His comments follows a spat in the letters page of The Queanbeyan Age where Mr Chapman and former mayor Frank Pangallo have argued over the merit of some Council decisions made in the 2004-2008 term, when Mr Pangallo was still mayor.
Mr Chapman initially wrote to the paper in support of Council's Special Rate Variation [July 13], and said local infrastructure was in dire need of repair.
"Previous councils had not put aside sufficient funds for asset replacement, in fact the situation was more dire as no funds had been put aside at all," Mr Chapman wrote.
A letter from Mr Pangallo in the following edition [July 20], defended his council's management of council funds.
He also said it was inappropriate for a general manager to enter the "political debate" just prior to an election.
"A general manager is an employee who is employed by the elected council. It is completely inappropriate for any general manager to make political statements either in favour or critical of a council or councillors," Mr Pangallo said.
Neither the New South Wales Local Government Act or the standardised contract for general managers restrict Mr Chapman from making public comment on Council matters, and Mr Chapman is one of Queanbeyan City Council's nominated spokespeople for council business, alongside mayor Tim Overall.
However, the vice president of the NSW Local Government Association, Cr Allan Ezzy, said it was "unusual" for a general manager to publicly voice opposition to council decisions.
"I don't want to be seen to be buying into local issues down there, but my experience after many, many years in local government is that the mayor and the council set the policy of the day, and the general manager and his staff ensure that it's done," Cr Ezzy said.
"Now it's very unusual for the general manager to speak out in opposition to what the council has done, or decided to do. If, however, the council has taken a decision against the recommendation of the general manager and his staff in regard to legal matters or something like that, then I would think the general manager has every right to caution the council and the mayor.

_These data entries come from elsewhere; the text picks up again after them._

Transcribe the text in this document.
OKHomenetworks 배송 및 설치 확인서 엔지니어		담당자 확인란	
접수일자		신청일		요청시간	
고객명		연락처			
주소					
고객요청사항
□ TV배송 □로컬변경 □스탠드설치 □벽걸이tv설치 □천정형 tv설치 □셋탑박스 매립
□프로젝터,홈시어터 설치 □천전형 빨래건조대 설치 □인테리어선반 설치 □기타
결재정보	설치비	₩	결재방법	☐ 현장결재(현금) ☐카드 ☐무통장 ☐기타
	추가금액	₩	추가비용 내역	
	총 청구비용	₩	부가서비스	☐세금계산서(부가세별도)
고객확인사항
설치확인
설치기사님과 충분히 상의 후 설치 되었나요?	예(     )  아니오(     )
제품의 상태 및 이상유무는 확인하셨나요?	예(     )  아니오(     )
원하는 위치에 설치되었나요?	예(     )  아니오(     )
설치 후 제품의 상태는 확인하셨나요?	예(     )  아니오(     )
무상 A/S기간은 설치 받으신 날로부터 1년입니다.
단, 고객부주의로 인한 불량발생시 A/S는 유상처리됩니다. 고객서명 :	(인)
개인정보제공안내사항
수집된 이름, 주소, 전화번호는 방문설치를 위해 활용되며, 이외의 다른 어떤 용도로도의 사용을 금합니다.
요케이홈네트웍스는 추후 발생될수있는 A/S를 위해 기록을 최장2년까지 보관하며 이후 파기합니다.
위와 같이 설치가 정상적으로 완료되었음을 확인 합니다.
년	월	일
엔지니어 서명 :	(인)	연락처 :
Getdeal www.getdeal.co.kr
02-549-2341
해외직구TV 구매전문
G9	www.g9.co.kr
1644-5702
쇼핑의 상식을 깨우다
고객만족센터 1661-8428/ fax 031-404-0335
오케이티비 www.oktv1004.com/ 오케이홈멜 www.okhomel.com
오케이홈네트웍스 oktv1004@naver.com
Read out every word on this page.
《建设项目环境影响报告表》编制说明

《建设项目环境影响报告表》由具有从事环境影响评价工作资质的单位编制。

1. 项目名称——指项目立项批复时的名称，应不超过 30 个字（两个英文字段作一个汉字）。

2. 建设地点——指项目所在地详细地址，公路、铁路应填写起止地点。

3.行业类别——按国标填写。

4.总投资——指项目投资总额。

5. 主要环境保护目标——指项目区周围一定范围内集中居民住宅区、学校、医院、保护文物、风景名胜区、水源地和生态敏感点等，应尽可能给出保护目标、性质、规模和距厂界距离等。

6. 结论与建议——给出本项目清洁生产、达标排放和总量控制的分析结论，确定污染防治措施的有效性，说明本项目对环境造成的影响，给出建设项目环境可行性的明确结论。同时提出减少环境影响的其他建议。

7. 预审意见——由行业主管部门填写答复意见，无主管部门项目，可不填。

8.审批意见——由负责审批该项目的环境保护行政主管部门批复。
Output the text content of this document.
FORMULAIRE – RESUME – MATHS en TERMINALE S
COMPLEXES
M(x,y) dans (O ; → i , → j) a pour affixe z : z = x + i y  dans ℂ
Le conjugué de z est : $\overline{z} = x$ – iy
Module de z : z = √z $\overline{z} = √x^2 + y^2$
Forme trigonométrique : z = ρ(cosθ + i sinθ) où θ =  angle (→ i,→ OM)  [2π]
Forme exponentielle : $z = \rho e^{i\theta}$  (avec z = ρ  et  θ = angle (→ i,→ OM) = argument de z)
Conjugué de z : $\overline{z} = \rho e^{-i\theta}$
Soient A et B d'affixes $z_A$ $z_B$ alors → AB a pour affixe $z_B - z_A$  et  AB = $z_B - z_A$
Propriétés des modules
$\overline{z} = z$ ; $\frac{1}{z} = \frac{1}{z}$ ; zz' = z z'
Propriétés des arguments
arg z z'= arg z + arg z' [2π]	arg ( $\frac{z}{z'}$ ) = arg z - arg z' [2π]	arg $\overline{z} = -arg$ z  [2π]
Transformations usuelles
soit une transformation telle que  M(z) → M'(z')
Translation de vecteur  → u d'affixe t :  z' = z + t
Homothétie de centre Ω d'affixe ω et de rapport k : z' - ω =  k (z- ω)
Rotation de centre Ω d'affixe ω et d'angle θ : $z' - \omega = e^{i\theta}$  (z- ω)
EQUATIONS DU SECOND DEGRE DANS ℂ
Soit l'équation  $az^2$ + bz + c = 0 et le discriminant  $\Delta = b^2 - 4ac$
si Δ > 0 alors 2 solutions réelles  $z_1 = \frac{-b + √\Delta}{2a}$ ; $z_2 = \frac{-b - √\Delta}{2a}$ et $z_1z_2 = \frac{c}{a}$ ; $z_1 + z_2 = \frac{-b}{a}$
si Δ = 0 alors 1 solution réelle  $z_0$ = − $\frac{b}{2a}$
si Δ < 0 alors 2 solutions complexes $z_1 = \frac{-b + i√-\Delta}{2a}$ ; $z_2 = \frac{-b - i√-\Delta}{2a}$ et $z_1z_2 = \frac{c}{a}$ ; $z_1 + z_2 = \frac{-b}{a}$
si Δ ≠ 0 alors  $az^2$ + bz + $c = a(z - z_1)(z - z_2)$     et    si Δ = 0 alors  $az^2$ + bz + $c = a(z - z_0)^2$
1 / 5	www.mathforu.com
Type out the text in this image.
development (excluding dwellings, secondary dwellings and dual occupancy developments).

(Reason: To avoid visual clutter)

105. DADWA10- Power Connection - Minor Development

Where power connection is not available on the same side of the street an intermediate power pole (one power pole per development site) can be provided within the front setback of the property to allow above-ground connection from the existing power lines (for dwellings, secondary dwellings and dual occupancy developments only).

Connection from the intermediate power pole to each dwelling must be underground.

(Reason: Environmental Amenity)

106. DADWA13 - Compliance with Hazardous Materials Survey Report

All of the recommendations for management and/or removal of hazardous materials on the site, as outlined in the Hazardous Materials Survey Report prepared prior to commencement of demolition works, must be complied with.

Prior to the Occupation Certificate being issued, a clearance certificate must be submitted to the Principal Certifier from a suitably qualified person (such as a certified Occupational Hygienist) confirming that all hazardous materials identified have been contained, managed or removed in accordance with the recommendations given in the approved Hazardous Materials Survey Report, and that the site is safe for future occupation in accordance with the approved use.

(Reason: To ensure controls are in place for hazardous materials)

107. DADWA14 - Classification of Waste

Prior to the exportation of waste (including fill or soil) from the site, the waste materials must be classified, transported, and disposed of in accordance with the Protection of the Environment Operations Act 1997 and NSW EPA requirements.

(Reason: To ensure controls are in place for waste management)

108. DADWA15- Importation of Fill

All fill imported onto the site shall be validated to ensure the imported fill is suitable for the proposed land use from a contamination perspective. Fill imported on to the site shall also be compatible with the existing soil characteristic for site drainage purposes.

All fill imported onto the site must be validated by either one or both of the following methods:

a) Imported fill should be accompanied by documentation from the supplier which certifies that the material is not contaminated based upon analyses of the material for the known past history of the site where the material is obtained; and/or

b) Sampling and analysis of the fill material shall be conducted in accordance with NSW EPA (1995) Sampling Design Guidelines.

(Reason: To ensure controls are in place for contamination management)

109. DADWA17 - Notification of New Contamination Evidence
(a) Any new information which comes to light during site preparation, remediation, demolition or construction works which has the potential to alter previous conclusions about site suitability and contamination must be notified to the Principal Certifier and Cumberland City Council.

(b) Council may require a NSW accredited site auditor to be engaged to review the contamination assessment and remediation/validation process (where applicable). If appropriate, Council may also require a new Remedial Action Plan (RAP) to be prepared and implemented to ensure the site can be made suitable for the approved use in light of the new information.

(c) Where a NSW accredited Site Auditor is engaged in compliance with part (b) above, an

"But that's not usually done publicly; that would be done discreetly I would think," he said.
Mr Chapman, however, said there were times when speaking up was the responsible thing to do.
"There is no reason why a general manager should not have an opinion. He might keep it to himself, he might share it. But I've seen it in other areas where council has made some woeful decisions and the general manager has had to come out and say 'listen, that's going to cost the community a lot of money.'
"[But] our role is not to embarrass the council either, or the mayor, and I wouldn't have written that letter if Mr Pangallo was still on Council," Mr Chapman said.
Asked if he was concerned that going public with his views on some council issues might affect his future employment with the incoming council, Mr Chapman said "not really," and that he planned to retire at the end of his current five-year contract, which was renewed in January this year.